Re: "EP; if that is the reason Intel entered the chipset business, Intel is failing dismally with their i8** series failures. Personally, I believe Intel is controlling the chipsets for the same reason Intel is always changing busses etc; which is to keep control of market and not let competitors get a hold. Via already has 50 - 60 percent of PIII chipset market so why try to control what you obviously lost control of. Willy chipsets will be another story, and I believe Intel will once again use chipsets to close off the competition by limiting licenseing as opposed to AMD which clearly is asking every chipset man. to produce a chipset. Time will tell but historically, open standards have overwhelmed closed standards."

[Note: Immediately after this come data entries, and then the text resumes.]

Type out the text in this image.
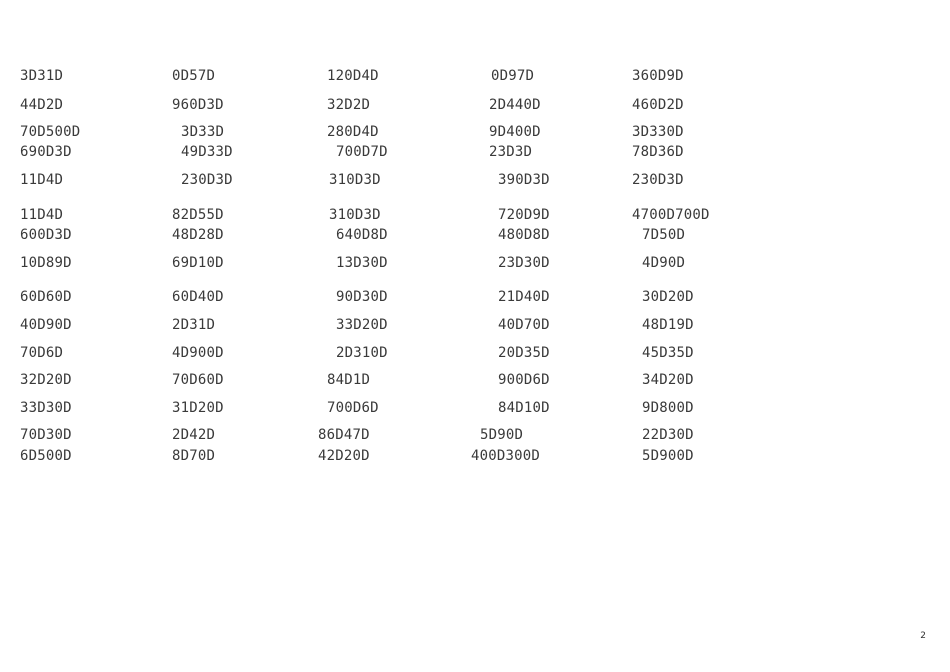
3D31D	0D57D	120D4D	0D97D	360D9D
44D2D	960D3D	32D2D	2D440D	460D2D
70D500D	3D33D	280D4D	9D400D	3D330D
690D3D	49D33D	700D7D	23D3D	78D36D
11D4D	230D3D	310D3D	390D3D	230D3D
11D4D	82D55D	310D3D	720D9D	4700D700D
600D3D	48D28D	640D8D	480D8D	7D50D
10D89D	69D10D	13D30D	23D30D	4D90D
60D60D	60D40D	90D30D	21D40D	30D20D
40D90D	2D31D	33D20D	40D70D	48D19D
70D6D	4D900D	2D310D	20D35D	45D35D
32D20D	70D60D	84D1D	900D6D	34D20D
33D30D	31D20D	700D6D	84D10D	9D800D
70D30D	2D42D	86D47D	5D90D	22D30D
6D500D	8D70D	42D20D	400D300D	5D900D
2
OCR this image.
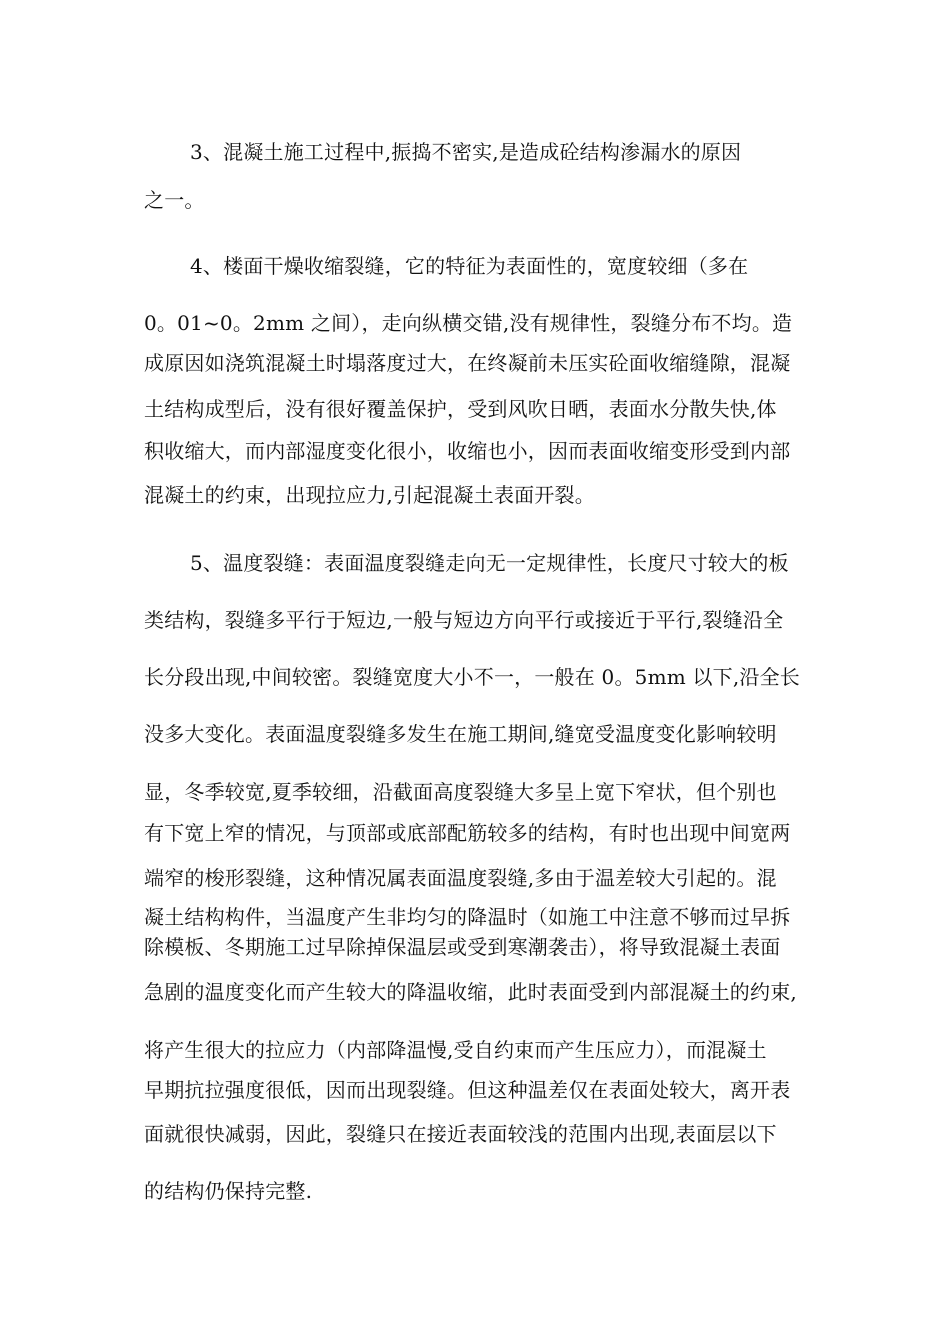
3、混凝土施工过程中,振捣不密实,是造成砼结构渗漏水的原因
之一。
4、楼面干燥收缩裂缝，它的特征为表面性的，宽度较细（多在
0。01~0。2mm 之间），走向纵横交错,没有规律性，裂缝分布不均。造
成原因如浇筑混凝土时塌落度过大，在终凝前未压实砼面收缩缝隙，混凝
土结构成型后，没有很好覆盖保护，受到风吹日晒，表面水分散失快,体
积收缩大，而内部湿度变化很小，收缩也小，因而表面收缩变形受到内部
混凝土的约束，出现拉应力,引起混凝土表面开裂。
5、温度裂缝：表面温度裂缝走向无一定规律性，长度尺寸较大的板
类结构，裂缝多平行于短边,一般与短边方向平行或接近于平行,裂缝沿全
长分段出现,中间较密。裂缝宽度大小不一，一般在 0。5mm 以下,沿全长
没多大变化。表面温度裂缝多发生在施工期间,缝宽受温度变化影响较明
显，冬季较宽,夏季较细，沿截面高度裂缝大多呈上宽下窄状，但个别也
有下宽上窄的情况，与顶部或底部配筋较多的结构，有时也出现中间宽两
端窄的梭形裂缝，这种情况属表面温度裂缝,多由于温差较大引起的。混
凝土结构构件，当温度产生非均匀的降温时（如施工中注意不够而过早拆
除模板、冬期施工过早除掉保温层或受到寒潮袭击），将导致混凝土表面
急剧的温度变化而产生较大的降温收缩，此时表面受到内部混凝土的约束,
将产生很大的拉应力（内部降温慢,受自约束而产生压应力），而混凝土
早期抗拉强度很低，因而出现裂缝。但这种温差仅在表面处较大，离开表
面就很快减弱，因此，裂缝只在接近表面较浅的范围内出现,表面层以下
的结构仍保持完整.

Perhaps you missed my post where I said Intel dominated the Chipset business until the RamBus disaster. The reason Intel changes busses, which they haven't done for about 5 years despite your claim they are "always" doing it, is to advance technology. AMD did the same thing when they went to the supposedly "superior" EV6 architecture. I don't remember you complaining then AMD did this. Do you think they should have stayed with the old socket7? BTW it's amusing to note that the "superion" EV6 has yet to yield a single dual processor Athlon system while Intel's "inferior" P6 bus is merrily supporting vast numbers of SMP systems. So good does it work and so seemlessly for the designer that it's far and away the world's price/performance leader while AMD's superior architecture is still MIA a year after the Athlon introduction. Intel licenses this architecture to other chipset vendors so your claim that it is a closed system is not correct.